Atlanta-based law firm Webb, Klase & Lemond, LLC has filed two class action lawsuits against payment processing giants EVO Payments International and EVO Merchant Services (collectively, “EVO”) alleging they maintain a policy of overbilling merchants.
EVO is the world’s largest privately owned payment processor, with over 500,000 merchant customers. The suits allege that EVO represents to merchants that it will only charge the payment processing fees and rates prominently disclosed in the Merchant Application but that, after merchants sign up and the parties begin to do business, EVO imposes new fees and increases the agreed-upon rates.

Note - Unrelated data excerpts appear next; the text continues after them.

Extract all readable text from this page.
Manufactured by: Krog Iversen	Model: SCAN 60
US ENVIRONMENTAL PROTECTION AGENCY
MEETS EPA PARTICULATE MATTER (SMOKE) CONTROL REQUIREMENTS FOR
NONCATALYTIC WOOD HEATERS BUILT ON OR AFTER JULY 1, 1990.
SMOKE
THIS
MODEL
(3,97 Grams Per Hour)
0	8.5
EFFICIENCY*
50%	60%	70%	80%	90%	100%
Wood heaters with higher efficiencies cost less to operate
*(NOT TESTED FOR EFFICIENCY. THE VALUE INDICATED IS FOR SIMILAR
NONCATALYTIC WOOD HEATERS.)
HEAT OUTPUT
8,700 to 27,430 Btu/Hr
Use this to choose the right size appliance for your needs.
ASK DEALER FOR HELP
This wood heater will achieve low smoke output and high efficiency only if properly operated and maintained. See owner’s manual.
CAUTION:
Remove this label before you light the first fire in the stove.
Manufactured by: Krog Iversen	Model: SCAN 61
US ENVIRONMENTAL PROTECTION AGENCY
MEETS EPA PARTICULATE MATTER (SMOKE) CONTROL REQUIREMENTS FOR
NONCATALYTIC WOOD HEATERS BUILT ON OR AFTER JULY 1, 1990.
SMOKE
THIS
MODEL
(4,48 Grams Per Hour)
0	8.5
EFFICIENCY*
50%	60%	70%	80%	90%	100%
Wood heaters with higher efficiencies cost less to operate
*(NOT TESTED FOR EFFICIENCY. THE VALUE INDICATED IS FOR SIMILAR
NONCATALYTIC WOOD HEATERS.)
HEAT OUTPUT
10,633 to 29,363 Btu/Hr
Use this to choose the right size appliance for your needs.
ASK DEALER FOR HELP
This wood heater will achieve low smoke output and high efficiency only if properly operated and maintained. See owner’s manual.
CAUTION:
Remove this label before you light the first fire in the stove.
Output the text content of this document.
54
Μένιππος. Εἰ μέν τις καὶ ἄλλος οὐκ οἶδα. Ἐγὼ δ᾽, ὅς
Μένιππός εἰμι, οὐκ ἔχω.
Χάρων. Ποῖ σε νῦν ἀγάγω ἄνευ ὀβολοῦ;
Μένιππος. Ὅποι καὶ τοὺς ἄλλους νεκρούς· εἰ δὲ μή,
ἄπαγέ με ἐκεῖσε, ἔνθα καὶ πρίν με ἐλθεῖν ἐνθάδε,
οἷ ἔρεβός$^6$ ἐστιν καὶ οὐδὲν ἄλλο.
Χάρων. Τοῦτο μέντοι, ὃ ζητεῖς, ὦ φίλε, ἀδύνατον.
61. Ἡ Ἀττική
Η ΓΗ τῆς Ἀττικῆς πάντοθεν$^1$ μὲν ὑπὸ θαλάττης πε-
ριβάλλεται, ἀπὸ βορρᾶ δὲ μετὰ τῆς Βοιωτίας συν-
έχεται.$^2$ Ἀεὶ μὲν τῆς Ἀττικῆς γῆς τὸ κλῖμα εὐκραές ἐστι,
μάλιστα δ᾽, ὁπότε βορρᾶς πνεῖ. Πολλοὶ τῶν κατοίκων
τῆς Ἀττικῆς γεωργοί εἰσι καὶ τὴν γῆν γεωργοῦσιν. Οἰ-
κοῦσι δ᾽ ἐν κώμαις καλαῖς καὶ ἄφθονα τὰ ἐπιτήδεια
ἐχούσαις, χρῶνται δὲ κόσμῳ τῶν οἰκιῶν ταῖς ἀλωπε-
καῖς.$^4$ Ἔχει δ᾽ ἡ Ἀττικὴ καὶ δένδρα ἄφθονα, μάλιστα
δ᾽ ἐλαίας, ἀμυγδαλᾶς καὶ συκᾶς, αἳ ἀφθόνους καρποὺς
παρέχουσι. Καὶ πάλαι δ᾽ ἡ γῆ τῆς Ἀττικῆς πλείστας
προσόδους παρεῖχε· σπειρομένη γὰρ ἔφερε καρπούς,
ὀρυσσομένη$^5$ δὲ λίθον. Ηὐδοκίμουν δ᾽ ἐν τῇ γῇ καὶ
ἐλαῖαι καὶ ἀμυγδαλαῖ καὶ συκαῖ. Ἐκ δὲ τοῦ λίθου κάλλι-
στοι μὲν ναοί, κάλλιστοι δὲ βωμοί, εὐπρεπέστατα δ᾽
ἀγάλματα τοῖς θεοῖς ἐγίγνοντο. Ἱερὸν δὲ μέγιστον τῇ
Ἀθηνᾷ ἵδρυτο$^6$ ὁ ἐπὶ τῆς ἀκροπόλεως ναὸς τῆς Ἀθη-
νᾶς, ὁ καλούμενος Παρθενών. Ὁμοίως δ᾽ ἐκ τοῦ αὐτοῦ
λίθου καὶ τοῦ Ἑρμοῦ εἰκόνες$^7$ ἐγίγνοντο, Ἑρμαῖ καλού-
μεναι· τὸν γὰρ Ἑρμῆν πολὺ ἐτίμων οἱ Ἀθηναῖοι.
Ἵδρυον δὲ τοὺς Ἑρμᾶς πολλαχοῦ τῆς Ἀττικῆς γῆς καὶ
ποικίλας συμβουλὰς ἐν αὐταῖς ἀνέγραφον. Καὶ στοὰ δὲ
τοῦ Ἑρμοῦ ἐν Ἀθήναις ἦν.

The suits allege that these overcharges are effectively hidden in monthly statements.
According to the complaint, EVO has allegedly advertised low payment processing fees despite knowing that the actual fees would be much higher, concealing important portions of the contract from merchants, and imposing fees that were much higher than those disclosed. Several specific fees, such as “PCI” fees and “IRS Reporting” fees, are alleged to be imposed by EVO in an automated fashion, without regard to the agreed-upon rate structure.
The plaintiffs seek the return of all amounts they paid EVO that exceed the rate schedules set forth in their merchant applications.
The cases, styled New Beginnings v. EVO Payments International, LLC, et al. and Central Florida Liquidation and Sales v. EVO Payments International, LLC, et al., are pending in the United States District Court for the Eastern District of New York and have been assigned case numbers 17-cv-3650 and 17-cv-4507, respectively.